YACE scrapes metrics for:

  • S3 — bucket request/byte counts
  • EBS — volume read/write ops and latency
  • EC2 — instance CPU, network, disk
  • OpenSearch — domain health, indexing, search metrics

EMR metrics are collected directly via OTel Collectors on Spark nodes (see Spark JVM Instrumentation above).

YACE exposes scraped metrics as Prometheus-compatible metrics on port 5001, which are then scraped by the OTel Collector and forwarded to VictoriaMetrics. This replaces the previous CloudWatch datasource in Grafana with a Prometheus-based approach, giving dashboards access to CloudWatch metrics through VictoriaMetrics queries.

Resource Attributes

Traces from the CLI tool and cluster nodes include the following resource attributes:

  • service.name: Service identifier (e.g., easy-db-lab, cassandra-sidecar, spark-<job-name>)
  • service.version: Application version (CLI tool only)
  • host.name: Hostname

Configuration

The following environment variables are supported:

VariableDescriptionDefault
OTEL_EXPORTER_OTLP_ENDPOINTOTLP gRPC endpointNone (no export)
OTEL_SERVICE_NAMEOverride service nameeasy-db-lab
OTEL_RESOURCE_ATTRIBUTESAdditional resource attributesNone

Additional standard OTel environment variables are supported by the agent. See the OpenTelemetry Java Agent documentation for details.

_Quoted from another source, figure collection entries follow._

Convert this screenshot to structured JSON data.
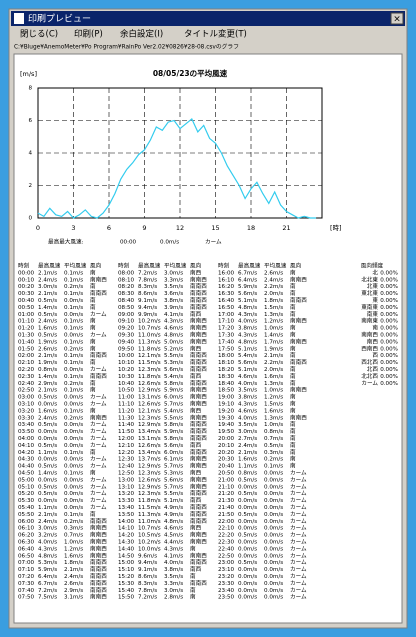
{
  "window": {
    "title": "印刷プレビュー",
    "close": "×",
    "menu": [
      "閉じる(C)",
      "印刷(P)",
      "余白設定(I)",
      "タイトル変更(T)"
    ],
    "path": "C:¥Bluge¥AnemoMeter¥Po Program¥RainPo Ver2.02¥0826¥28-08.csvのグラフ"
  },
  "chart_data": {
    "type": "line",
    "title": "08/05/23の平均風速",
    "y_label": "[m/s]",
    "x_label": "[時]",
    "color": "#33ccee",
    "grid": true,
    "x": [
      0,
      0.5,
      1,
      1.5,
      2,
      2.5,
      3,
      3.5,
      4,
      4.5,
      5,
      5.5,
      6,
      6.5,
      7,
      7.5,
      8,
      8.5,
      9,
      9.5,
      10,
      10.5,
      11,
      11.5,
      12,
      12.5,
      13,
      13.5,
      14,
      14.5,
      15,
      15.5,
      16,
      16.5,
      17,
      17.5,
      18,
      18.5,
      19,
      19.5,
      20,
      20.5,
      21,
      21.5,
      22,
      22.5,
      23,
      23.5
    ],
    "values": [
      0.3,
      0.1,
      0.6,
      0.2,
      0.1,
      0.4,
      0.0,
      0.2,
      0.5,
      0.1,
      0.0,
      0.3,
      0.8,
      1.5,
      2.4,
      3.0,
      3.4,
      3.9,
      4.2,
      4.8,
      5.6,
      5.4,
      5.9,
      6.0,
      5.5,
      5.8,
      6.1,
      5.3,
      5.7,
      4.9,
      4.6,
      4.0,
      3.2,
      2.6,
      2.0,
      1.2,
      1.8,
      2.2,
      1.5,
      0.9,
      1.6,
      0.8,
      0.4,
      0.2,
      0.0,
      0.1,
      0.0,
      0.0
    ],
    "xlim": [
      0,
      24
    ],
    "xticks": [
      0,
      3,
      6,
      9,
      12,
      15,
      18,
      21
    ],
    "ylim": [
      0,
      8
    ],
    "yticks": [
      0,
      2,
      4,
      6,
      8
    ]
  },
  "max_wind": [
    "最高最大風速:",
    "00:00",
    "0.0m/s",
    "カーム"
  ],
  "table": {
    "header": [
      "時刻",
      "最高風速",
      "平均風速",
      "風向"
    ],
    "blocks": [
      [
        [
          "00:00",
          "2.1m/s",
          "0.1m/s",
          "南"
        ],
        [
          "00:10",
          "2.4m/s",
          "0.1m/s",
          "南南西"
        ],
        [
          "00:20",
          "3.0m/s",
          "0.2m/s",
          "南"
        ],
        [
          "00:30",
          "2.1m/s",
          "0.1m/s",
          "南南西"
        ],
        [
          "00:40",
          "0.5m/s",
          "0.0m/s",
          "南"
        ],
        [
          "00:50",
          "1.4m/s",
          "0.1m/s",
          "南"
        ],
        [
          "01:00",
          "0.5m/s",
          "0.0m/s",
          "カーム"
        ],
        [
          "01:10",
          "2.4m/s",
          "0.1m/s",
          "南"
        ],
        [
          "01:20",
          "1.6m/s",
          "0.1m/s",
          "南"
        ],
        [
          "01:30",
          "0.5m/s",
          "0.0m/s",
          "カーム"
        ],
        [
          "01:40",
          "1.9m/s",
          "0.1m/s",
          "南"
        ],
        [
          "01:50",
          "2.6m/s",
          "0.2m/s",
          "南"
        ],
        [
          "02:00",
          "2.1m/s",
          "0.1m/s",
          "南南西"
        ],
        [
          "02:10",
          "1.9m/s",
          "0.1m/s",
          "南"
        ],
        [
          "02:20",
          "0.8m/s",
          "0.0m/s",
          "カーム"
        ],
        [
          "02:30",
          "1.4m/s",
          "0.1m/s",
          "南南西"
        ],
        [
          "02:40",
          "2.9m/s",
          "0.2m/s",
          "南"
        ],
        [
          "02:50",
          "2.1m/s",
          "0.1m/s",
          "南"
        ],
        [
          "03:00",
          "0.5m/s",
          "0.0m/s",
          "カーム"
        ],
        [
          "03:10",
          "0.0m/s",
          "0.0m/s",
          "カーム"
        ],
        [
          "03:20",
          "1.6m/s",
          "0.1m/s",
          "南"
        ],
        [
          "03:30",
          "2.4m/s",
          "0.2m/s",
          "南南西"
        ],
        [
          "03:40",
          "0.5m/s",
          "0.0m/s",
          "カーム"
        ],
        [
          "03:50",
          "0.0m/s",
          "0.0m/s",
          "カーム"
        ],
        [
          "04:00",
          "0.0m/s",
          "0.0m/s",
          "カーム"
        ],
        [
          "04:10",
          "0.5m/s",
          "0.0m/s",
          "カーム"
        ],
        [
          "04:20",
          "1.1m/s",
          "0.1m/s",
          "南"
        ],
        [
          "04:30",
          "0.0m/s",
          "0.0m/s",
          "カーム"
        ],
        [
          "04:40",
          "0.5m/s",
          "0.0m/s",
          "カーム"
        ],
        [
          "04:50",
          "1.4m/s",
          "0.1m/s",
          "南"
        ],
        [
          "05:00",
          "0.0m/s",
          "0.0m/s",
          "カーム"
        ],
        [
          "05:10",
          "0.5m/s",
          "0.0m/s",
          "カーム"
        ],
        [
          "05:20",
          "0.5m/s",
          "0.0m/s",
          "カーム"
        ],
        [
          "05:30",
          "0.0m/s",
          "0.0m/s",
          "カーム"
        ],
        [
          "05:40",
          "1.1m/s",
          "0.0m/s",
          "カーム"
        ],
        [
          "05:50",
          "2.1m/s",
          "0.1m/s",
          "南"
        ],
        [
          "06:00",
          "2.4m/s",
          "0.2m/s",
          "南南西"
        ],
        [
          "06:10",
          "3.0m/s",
          "0.3m/s",
          "南南西"
        ],
        [
          "06:20",
          "3.2m/s",
          "0.7m/s",
          "南南西"
        ],
        [
          "06:30",
          "4.0m/s",
          "1.0m/s",
          "南南西"
        ],
        [
          "06:40",
          "4.3m/s",
          "1.2m/s",
          "南南西"
        ],
        [
          "06:50",
          "4.8m/s",
          "1.6m/s",
          "南南西"
        ],
        [
          "07:00",
          "5.3m/s",
          "1.8m/s",
          "南南西"
        ],
        [
          "07:10",
          "5.9m/s",
          "2.1m/s",
          "南南西"
        ],
        [
          "07:20",
          "6.4m/s",
          "2.4m/s",
          "南南西"
        ],
        [
          "07:30",
          "6.7m/s",
          "2.6m/s",
          "南南西"
        ],
        [
          "07:40",
          "7.2m/s",
          "2.9m/s",
          "南南西"
        ],
        [
          "07:50",
          "7.5m/s",
          "3.1m/s",
          "南南西"
        ]
      ],
      [
        [
          "08:00",
          "7.2m/s",
          "3.0m/s",
          "南西"
        ],
        [
          "08:10",
          "7.8m/s",
          "3.3m/s",
          "南南西"
        ],
        [
          "08:20",
          "8.3m/s",
          "3.5m/s",
          "南南西"
        ],
        [
          "08:30",
          "8.6m/s",
          "3.6m/s",
          "南南西"
        ],
        [
          "08:40",
          "9.1m/s",
          "3.8m/s",
          "南南西"
        ],
        [
          "08:50",
          "9.4m/s",
          "3.9m/s",
          "南南西"
        ],
        [
          "09:00",
          "9.9m/s",
          "4.1m/s",
          "南西"
        ],
        [
          "09:10",
          "10.2m/s",
          "4.3m/s",
          "南南西"
        ],
        [
          "09:20",
          "10.7m/s",
          "4.6m/s",
          "南南西"
        ],
        [
          "09:30",
          "11.0m/s",
          "4.8m/s",
          "南南西"
        ],
        [
          "09:40",
          "11.3m/s",
          "5.0m/s",
          "南南西"
        ],
        [
          "09:50",
          "11.8m/s",
          "5.2m/s",
          "南西"
        ],
        [
          "10:00",
          "12.1m/s",
          "5.5m/s",
          "南南西"
        ],
        [
          "10:10",
          "11.5m/s",
          "5.3m/s",
          "南南西"
        ],
        [
          "10:20",
          "12.3m/s",
          "5.6m/s",
          "南南西"
        ],
        [
          "10:30",
          "11.8m/s",
          "5.4m/s",
          "南西"
        ],
        [
          "10:40",
          "12.6m/s",
          "5.8m/s",
          "南南西"
        ],
        [
          "10:50",
          "12.9m/s",
          "5.9m/s",
          "南南西"
        ],
        [
          "11:00",
          "13.1m/s",
          "6.0m/s",
          "南南西"
        ],
        [
          "11:10",
          "12.6m/s",
          "5.7m/s",
          "南南西"
        ],
        [
          "11:20",
          "12.1m/s",
          "5.4m/s",
          "南西"
        ],
        [
          "11:30",
          "12.3m/s",
          "5.5m/s",
          "南南西"
        ],
        [
          "11:40",
          "12.9m/s",
          "5.8m/s",
          "南南西"
        ],
        [
          "11:50",
          "13.4m/s",
          "5.9m/s",
          "南南西"
        ],
        [
          "12:00",
          "13.1m/s",
          "5.8m/s",
          "南南西"
        ],
        [
          "12:10",
          "12.6m/s",
          "5.6m/s",
          "南西"
        ],
        [
          "12:20",
          "13.4m/s",
          "6.0m/s",
          "南南西"
        ],
        [
          "12:30",
          "13.7m/s",
          "6.1m/s",
          "南南西"
        ],
        [
          "12:40",
          "12.9m/s",
          "5.7m/s",
          "南南西"
        ],
        [
          "12:50",
          "12.3m/s",
          "5.3m/s",
          "南西"
        ],
        [
          "13:00",
          "12.6m/s",
          "5.6m/s",
          "南南西"
        ],
        [
          "13:10",
          "12.9m/s",
          "5.7m/s",
          "南南西"
        ],
        [
          "13:20",
          "12.3m/s",
          "5.5m/s",
          "南南西"
        ],
        [
          "13:30",
          "11.8m/s",
          "5.1m/s",
          "南西"
        ],
        [
          "13:40",
          "11.5m/s",
          "4.9m/s",
          "南南西"
        ],
        [
          "13:50",
          "11.3m/s",
          "4.9m/s",
          "南南西"
        ],
        [
          "14:00",
          "11.0m/s",
          "4.8m/s",
          "南南西"
        ],
        [
          "14:10",
          "10.7m/s",
          "4.6m/s",
          "南西"
        ],
        [
          "14:20",
          "10.5m/s",
          "4.5m/s",
          "南南西"
        ],
        [
          "14:30",
          "10.2m/s",
          "4.4m/s",
          "南南西"
        ],
        [
          "14:40",
          "10.0m/s",
          "4.3m/s",
          "南"
        ],
        [
          "14:50",
          "9.6m/s",
          "4.1m/s",
          "南南西"
        ],
        [
          "15:00",
          "9.4m/s",
          "4.0m/s",
          "南南西"
        ],
        [
          "15:10",
          "9.1m/s",
          "3.8m/s",
          "南西"
        ],
        [
          "15:20",
          "8.6m/s",
          "3.5m/s",
          "南"
        ],
        [
          "15:30",
          "8.3m/s",
          "3.3m/s",
          "南南西"
        ],
        [
          "15:40",
          "7.8m/s",
          "3.0m/s",
          "南"
        ],
        [
          "15:50",
          "7.2m/s",
          "2.8m/s",
          "南"
        ]
      ],
      [
        [
          "16:00",
          "6.7m/s",
          "2.6m/s",
          "南"
        ],
        [
          "16:10",
          "6.4m/s",
          "2.4m/s",
          "南南西"
        ],
        [
          "16:20",
          "5.9m/s",
          "2.2m/s",
          "南"
        ],
        [
          "16:30",
          "5.6m/s",
          "2.0m/s",
          "南"
        ],
        [
          "16:40",
          "5.1m/s",
          "1.8m/s",
          "南南西"
        ],
        [
          "16:50",
          "4.8m/s",
          "1.5m/s",
          "南"
        ],
        [
          "17:00",
          "4.3m/s",
          "1.3m/s",
          "南"
        ],
        [
          "17:10",
          "4.0m/s",
          "1.2m/s",
          "南南西"
        ],
        [
          "17:20",
          "3.8m/s",
          "1.0m/s",
          "南"
        ],
        [
          "17:30",
          "4.3m/s",
          "1.4m/s",
          "南"
        ],
        [
          "17:40",
          "4.8m/s",
          "1.7m/s",
          "南南西"
        ],
        [
          "17:50",
          "5.1m/s",
          "1.9m/s",
          "南"
        ],
        [
          "18:00",
          "5.4m/s",
          "2.1m/s",
          "南"
        ],
        [
          "18:10",
          "5.6m/s",
          "2.2m/s",
          "南南西"
        ],
        [
          "18:20",
          "5.1m/s",
          "2.0m/s",
          "南"
        ],
        [
          "18:30",
          "4.6m/s",
          "1.6m/s",
          "南"
        ],
        [
          "18:40",
          "4.0m/s",
          "1.3m/s",
          "南"
        ],
        [
          "18:50",
          "3.5m/s",
          "1.0m/s",
          "南南西"
        ],
        [
          "19:00",
          "3.8m/s",
          "1.2m/s",
          "南"
        ],
        [
          "19:10",
          "4.3m/s",
          "1.5m/s",
          "南"
        ],
        [
          "19:20",
          "4.6m/s",
          "1.6m/s",
          "南"
        ],
        [
          "19:30",
          "4.0m/s",
          "1.3m/s",
          "南南西"
        ],
        [
          "19:40",
          "3.5m/s",
          "1.0m/s",
          "南"
        ],
        [
          "19:50",
          "3.0m/s",
          "0.8m/s",
          "南"
        ],
        [
          "20:00",
          "2.7m/s",
          "0.7m/s",
          "南"
        ],
        [
          "20:10",
          "2.4m/s",
          "0.5m/s",
          "南"
        ],
        [
          "20:20",
          "2.1m/s",
          "0.3m/s",
          "南"
        ],
        [
          "20:30",
          "1.6m/s",
          "0.2m/s",
          "南"
        ],
        [
          "20:40",
          "1.1m/s",
          "0.1m/s",
          "南"
        ],
        [
          "20:50",
          "0.8m/s",
          "0.0m/s",
          "カーム"
        ],
        [
          "21:00",
          "0.5m/s",
          "0.0m/s",
          "カーム"
        ],
        [
          "21:10",
          "0.0m/s",
          "0.0m/s",
          "カーム"
        ],
        [
          "21:20",
          "0.5m/s",
          "0.0m/s",
          "カーム"
        ],
        [
          "21:30",
          "0.0m/s",
          "0.0m/s",
          "カーム"
        ],
        [
          "21:40",
          "0.0m/s",
          "0.0m/s",
          "カーム"
        ],
        [
          "21:50",
          "0.5m/s",
          "0.0m/s",
          "カーム"
        ],
        [
          "22:00",
          "0.0m/s",
          "0.0m/s",
          "カーム"
        ],
        [
          "22:10",
          "0.0m/s",
          "0.0m/s",
          "カーム"
        ],
        [
          "22:20",
          "0.5m/s",
          "0.0m/s",
          "カーム"
        ],
        [
          "22:30",
          "0.0m/s",
          "0.0m/s",
          "カーム"
        ],
        [
          "22:40",
          "0.0m/s",
          "0.0m/s",
          "カーム"
        ],
        [
          "22:50",
          "0.0m/s",
          "0.0m/s",
          "カーム"
        ],
        [
          "23:00",
          "0.5m/s",
          "0.0m/s",
          "カーム"
        ],
        [
          "23:10",
          "0.0m/s",
          "0.0m/s",
          "カーム"
        ],
        [
          "23:20",
          "0.0m/s",
          "0.0m/s",
          "カーム"
        ],
        [
          "23:30",
          "0.0m/s",
          "0.0m/s",
          "カーム"
        ],
        [
          "23:40",
          "0.0m/s",
          "0.0m/s",
          "カーム"
        ],
        [
          "23:50",
          "0.0m/s",
          "0.0m/s",
          "カーム"
        ]
      ]
    ]
  },
  "frequency": {
    "title": "風向頻度",
    "rows": [
      [
        "北",
        "0.00%"
      ],
      [
        "北北東",
        "0.00%"
      ],
      [
        "北東",
        "0.00%"
      ],
      [
        "東北東",
        "0.00%"
      ],
      [
        "東",
        "0.00%"
      ],
      [
        "東南東",
        "0.00%"
      ],
      [
        "南東",
        "0.00%"
      ],
      [
        "南南東",
        "0.00%"
      ],
      [
        "南",
        "0.00%"
      ],
      [
        "南南西",
        "0.00%"
      ],
      [
        "南西",
        "0.00%"
      ],
      [
        "西南西",
        "0.00%"
      ],
      [
        "西",
        "0.00%"
      ],
      [
        "西北西",
        "0.00%"
      ],
      [
        "北西",
        "0.00%"
      ],
      [
        "北北西",
        "0.00%"
      ],
      [
        "カーム",
        "0.00%"
      ]
    ]
  }
}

Example: Using with Jaeger

Start Jaeger with OTLP support:

docker run -d --name jaeger \
  -p 16686:16686 \
  -p 4317:4317 \
  jaegertracing/all-in-one:latest

Export traces to Jaeger:

export OTEL_EXPORTER_OTLP_ENDPOINT=http://localhost:4317
easy-db-lab up

View traces at http://localhost:16686

Example: Using with Grafana Tempo

If you have Grafana Tempo running with OTLP gRPC ingestion:

export OTEL_EXPORTER_OTLP_ENDPOINT=http://tempo:4317
easy-db-lab up

Troubleshooting

No Traces Appearing

  1. Verify the endpoint is correct and reachable
  2. Check that the collector accepts gRPC OTLP (port 4317 is standard)
  3. Look for OpenTelemetry agent logs on startup (use -Dotel.javaagent.debug=true to enable debug logging)

High Latency

Traces are batched before export (default 1 second delay). This is normal and reduces overhead.